Esnekliklerin Ölçümüne Dair Belirsizlik
Tahminler döviz kuru ve ithalat fiyatlarının enflasyona geçişkenliğine dair belirsizliğin düşük olduğuna işaret ediyor. Yüzde 10 büyüklüğündeki şoklar dikkate alındığında, iki yıl sonunda enflasyona etki için yüzde 35 ve 65’lik dilimlere denk gelen alt ve üst sınırlar döviz kuru için 1,6-1,8 puan, ithalat fiyatı için 1,1-1,4 puan aralığında. Büyüme ve ücretlerin etkisine ilişkin belirsizlik ise daha fazla. Enflasyonun iki yıl sonunda 1 puanlık büyüme şokuna verdiği tepki 0,21-0,34 puan; yüzde 1’lik ücret şokuna verdiği tepki 0,10-0,25 puan aralığında. Dolayısıyla, enflasyonun büyüme ve ücretlere verdiği tepkiye ilişkin medyan tahminin bilgi içeriği, döviz kuru ve ithalat fiyatlarına kıyasla daha sınırlı. En büyük belirsizlik ise enflasyonun ücretlere verdiği tepkide.
Özetle…
Türkiye’de geçişkenlik katsayılarının yanında, gelen şokların büyüklüğü de göz önünde bulundurulduğunda, döviz kuru ve ithalat fiyatlarından enflasyona belirgin etkiler gelebildiğini görüyoruz. Ayrıca enflasyon üzerinde döviz kuru etkisi ithalat fiyatlarına göre daha kuvvetli görünüyor. Geçmiş bulgularla uyumlu olarak gerek döviz kuru gerekse ithalat fiyatlarındaki değişimler hızlı bir biçimde tüketici fiyatlarına yansıyor. Ayrıca, büyüme ve ücret geçişkenliğine dair tahminlerdeki geniş belirsizlik bandı, bu şokların enflasyona yansımasının konjonktürel olarak birçok farklı unsurdan etkilenebileceğine ve makro verilerle yapılan analizlerin mikro çalışmalarla da desteklenmesi gerektiğine işaret ediyor.
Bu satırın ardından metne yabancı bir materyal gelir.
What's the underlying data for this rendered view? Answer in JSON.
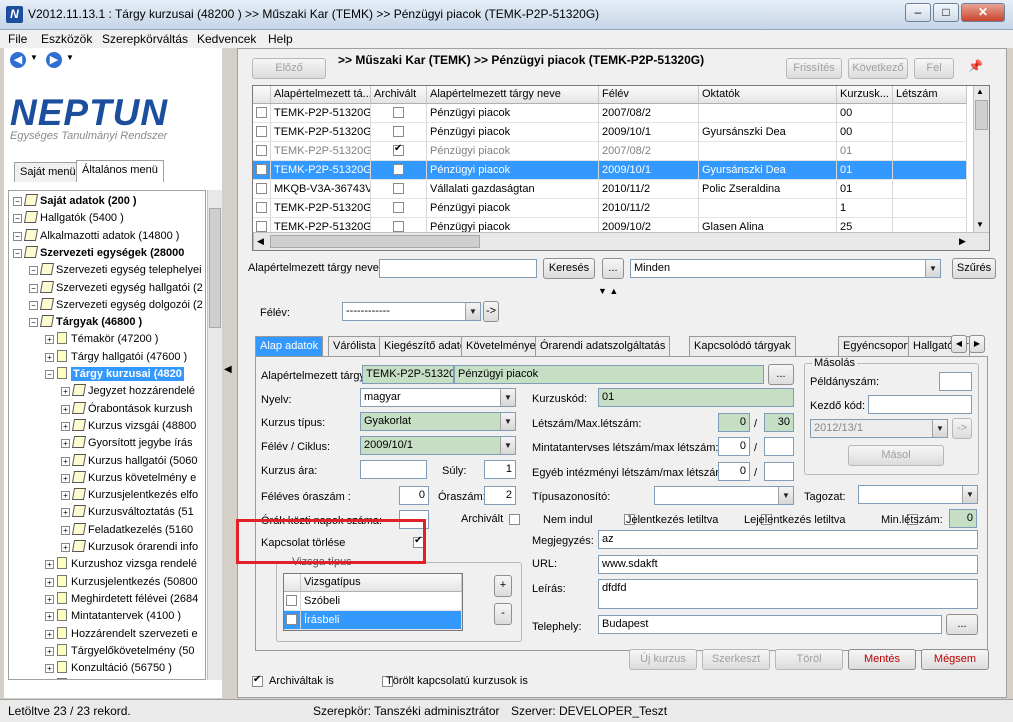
{
  "window": {
    "title": "V2012.11.13.1 : Tárgy kurzusai (48200  )  >> Műszaki Kar (TEMK) >> Pénzügyi piacok (TEMK-P2P-51320G)",
    "app_icon": "N",
    "minimize": "–",
    "maximize": "□",
    "close": "✕"
  },
  "menu": [
    "File",
    "Eszközök",
    "Szerepkörváltás",
    "Kedvencek",
    "Help"
  ],
  "logo": {
    "text": "NEPTUN",
    "subtitle": "Egységes Tanulmányi Rendszer"
  },
  "left_tabs": [
    "Saját menü",
    "Általános menü"
  ],
  "tree": [
    {
      "label": "Saját adatok (200 )",
      "bold": true,
      "level": 0,
      "icon": "diamond"
    },
    {
      "label": "Hallgatók (5400 )",
      "bold": false,
      "level": 0,
      "icon": "diamond"
    },
    {
      "label": "Alkalmazotti adatok (14800 )",
      "bold": false,
      "level": 0,
      "icon": "diamond"
    },
    {
      "label": "Szervezeti egységek (28000",
      "bold": true,
      "level": 0,
      "icon": "diamond"
    },
    {
      "label": "Szervezeti egység telephelyei",
      "bold": false,
      "level": 1,
      "icon": "diamond"
    },
    {
      "label": "Szervezeti egység hallgatói (2",
      "bold": false,
      "level": 1,
      "icon": "diamond"
    },
    {
      "label": "Szervezeti egység dolgozói (2",
      "bold": false,
      "level": 1,
      "icon": "diamond"
    },
    {
      "label": "Tárgyak (46800 )",
      "bold": true,
      "level": 1,
      "icon": "diamond"
    },
    {
      "label": "Témakör (47200 )",
      "bold": false,
      "level": 2,
      "icon": "doc"
    },
    {
      "label": "Tárgy hallgatói (47600 )",
      "bold": false,
      "level": 2,
      "icon": "doc"
    },
    {
      "label": "Tárgy kurzusai (4820",
      "bold": true,
      "level": 2,
      "icon": "doc",
      "selected": true
    },
    {
      "label": "Jegyzet hozzárendelé",
      "bold": false,
      "level": 3,
      "icon": "diamond"
    },
    {
      "label": "Órabontások kurzush",
      "bold": false,
      "level": 3,
      "icon": "diamond"
    },
    {
      "label": "Kurzus vizsgái (48800",
      "bold": false,
      "level": 3,
      "icon": "diamond"
    },
    {
      "label": "Gyorsított jegybe írás",
      "bold": false,
      "level": 3,
      "icon": "diamond"
    },
    {
      "label": "Kurzus hallgatói (5060",
      "bold": false,
      "level": 3,
      "icon": "diamond"
    },
    {
      "label": "Kurzus követelmény e",
      "bold": false,
      "level": 3,
      "icon": "diamond"
    },
    {
      "label": "Kurzusjelentkezés elfo",
      "bold": false,
      "level": 3,
      "icon": "diamond"
    },
    {
      "label": "Kurzusváltoztatás (51",
      "bold": false,
      "level": 3,
      "icon": "diamond"
    },
    {
      "label": "Feladatkezelés (5160",
      "bold": false,
      "level": 3,
      "icon": "diamond"
    },
    {
      "label": "Kurzusok órarendi info",
      "bold": false,
      "level": 3,
      "icon": "diamond"
    },
    {
      "label": "Kurzushoz vizsga rendelé",
      "bold": false,
      "level": 2,
      "icon": "doc"
    },
    {
      "label": "Kurzusjelentkezés (50800",
      "bold": false,
      "level": 2,
      "icon": "doc"
    },
    {
      "label": "Meghirdetett félévei (2684",
      "bold": false,
      "level": 2,
      "icon": "doc"
    },
    {
      "label": "Mintatantervek (4100 )",
      "bold": false,
      "level": 2,
      "icon": "doc"
    },
    {
      "label": "Hozzárendelt szervezeti e",
      "bold": false,
      "level": 2,
      "icon": "doc"
    },
    {
      "label": "Tárgyelőkövetelmény (50",
      "bold": false,
      "level": 2,
      "icon": "doc"
    },
    {
      "label": "Konzultáció (56750 )",
      "bold": false,
      "level": 2,
      "icon": "doc"
    },
    {
      "label": "Tárgy költsége (65350 )",
      "bold": false,
      "level": 2,
      "icon": "doc"
    },
    {
      "label": "Hozzárendelt tárgyak (2650 )",
      "bold": false,
      "level": 1,
      "icon": "diamond"
    },
    {
      "label": "Tárgycsoportok (54000 )",
      "bold": false,
      "level": 1,
      "icon": "diamond"
    }
  ],
  "toolbar": {
    "prev": "Előző",
    "breadcrumb": ">> Műszaki Kar (TEMK) >> Pénzügyi piacok (TEMK-P2P-51320G)",
    "refresh": "Frissítés",
    "next": "Következő",
    "up": "Fel",
    "pin": "📌"
  },
  "grid": {
    "columns": [
      "",
      "Alapértelmezett tá...",
      "Archivált",
      "Alapértelmezett tárgy neve",
      "Félév",
      "Oktatók",
      "Kurzusk...",
      "Létszám"
    ],
    "rows": [
      {
        "code": "TEMK-P2P-51320G",
        "archived": false,
        "name": "Pénzügyi piacok",
        "term": "2007/08/2",
        "teachers": "",
        "course": "00",
        "grey": false,
        "selected": false
      },
      {
        "code": "TEMK-P2P-51320G",
        "archived": false,
        "name": "Pénzügyi piacok",
        "term": "2009/10/1",
        "teachers": "Gyursánszki Dea",
        "course": "00",
        "grey": false,
        "selected": false
      },
      {
        "code": "TEMK-P2P-51320G",
        "archived": true,
        "name": "Pénzügyi piacok",
        "term": "2007/08/2",
        "teachers": "",
        "course": "01",
        "grey": true,
        "selected": false
      },
      {
        "code": "TEMK-P2P-51320G",
        "archived": false,
        "name": "Pénzügyi piacok",
        "term": "2009/10/1",
        "teachers": "Gyursánszki Dea",
        "course": "01",
        "grey": false,
        "selected": true
      },
      {
        "code": "MKQB-V3A-36743V",
        "archived": false,
        "name": "Vállalati gazdaságtan",
        "term": "2010/11/2",
        "teachers": "Polic Zseraldina",
        "course": "01",
        "grey": false,
        "selected": false
      },
      {
        "code": "TEMK-P2P-51320G",
        "archived": false,
        "name": "Pénzügyi piacok",
        "term": "2010/11/2",
        "teachers": "",
        "course": "1",
        "grey": false,
        "selected": false
      },
      {
        "code": "TEMK-P2P-51320G",
        "archived": false,
        "name": "Pénzügyi piacok",
        "term": "2009/10/2",
        "teachers": "Glasen Alina",
        "course": "25",
        "grey": false,
        "selected": false
      }
    ]
  },
  "search": {
    "label": "Alapértelmezett tárgy neve",
    "value": "",
    "button": "Keresés",
    "ellipsis": "...",
    "filter_value": "Minden",
    "filter_button": "Szűrés"
  },
  "semester": {
    "label": "Félév:",
    "value": "------------",
    "go": "->"
  },
  "detail_tabs": [
    "Alap adatok",
    "Várólista",
    "Kiegészítő adatok",
    "Követelmények",
    "Órarendi adatszolgáltatás",
    "Kapcsolódó tárgyak",
    "Egyéncsoportok",
    "Hallgatói ered"
  ],
  "form": {
    "default_subject_label": "Alapértelmezett tárgy:",
    "default_subject_code": "TEMK-P2P-51320G",
    "default_subject_name": "Pénzügyi piacok",
    "language_label": "Nyelv:",
    "language": "magyar",
    "course_type_label": "Kurzus típus:",
    "course_type": "Gyakorlat",
    "term_label": "Félév / Ciklus:",
    "term": "2009/10/1",
    "price_label": "Kurzus ára:",
    "price": "",
    "weight_label": "Súly:",
    "weight": "1",
    "hours_label": "Féléves óraszám :",
    "hours": "0",
    "weekly_hours_label": "Óraszám:",
    "weekly_hours": "2",
    "break_label": "Órák közti napok száma:",
    "break": "",
    "archived_label": "Archivált",
    "delete_rel_label": "Kapcsolat törlése",
    "course_code_label": "Kurzuskód:",
    "course_code": "01",
    "headcount_label": "Létszám/Max.létszám:",
    "headcount": "0",
    "max_headcount": "30",
    "curriculum_label": "Mintatantervses létszám/max létszám:",
    "curriculum_count": "0",
    "other_label": "Egyéb intézményi létszám/max létszám:",
    "other_count": "0",
    "type_id_label": "Típusazonosító:",
    "tagozat_label": "Tagozat:",
    "not_started_label": "Nem indul",
    "reg_block_label": "Jelentkezés letiltva",
    "dereg_block_label": "Lejelentkezés letiltva",
    "min_count_label": "Min.létszám:",
    "min_count": "0",
    "note_label": "Megjegyzés:",
    "note": "az",
    "url_label": "URL:",
    "url": "www.sdakft",
    "desc_label": "Leírás:",
    "desc": "dfdfd",
    "site_label": "Telephely:",
    "site": "Budapest",
    "exam_type_group": "Vizsga típus",
    "exam_type_header": "Vizsgatípus",
    "exam_types": [
      "Szóbeli",
      "Írásbeli"
    ],
    "plus": "+",
    "minus": "-"
  },
  "copy": {
    "title": "Másolás",
    "count_label": "Példányszám:",
    "start_label": "Kezdő kód:",
    "term": "2012/13/1",
    "arrow": "->",
    "button": "Másol"
  },
  "actions": {
    "new": "Új kurzus",
    "edit": "Szerkeszt",
    "delete": "Töröl",
    "save": "Mentés",
    "cancel": "Mégsem"
  },
  "bottom_checks": {
    "archived": "Archiváltak is",
    "deleted": "Törölt kapcsolatú kurzusok is"
  },
  "status": {
    "loaded": "Letöltve 23 / 23 rekord.",
    "role": "Szerepkör: Tanszéki adminisztrátor",
    "server": "Szerver: DEVELOPER_Teszt"
  }
}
[1] Öğünç, F., Özmen, U. ve Sarıkaya, Ç. (2017). Türkiye’de Enflasyon Dinamiklerine Bayesçi Bir Yaklaşım. Çalışma Tebliği, yayım aşamasında.
[2] Modelde serilerin durağan formları yer alıyor.
[3] Önsel bilgiler, herhangi bir esnekliğe dair (örneğin döviz kurundan enflasyona geçiş etkisi) geçmiş çalışmalara/gözlemlere dayanan bir sayısal büyüklüğün veya bir değişkenin diğerini etkileme ihtimalinin bulunmadığına yönelik kısıtların (örneğin küçük ekonomilerin uluslararası fiyatları etkilemeyeceğine yönelik sıfır kısıtı) modele eklenmesinde kullanılan iktisadi yargılar olarak düşünülebilir.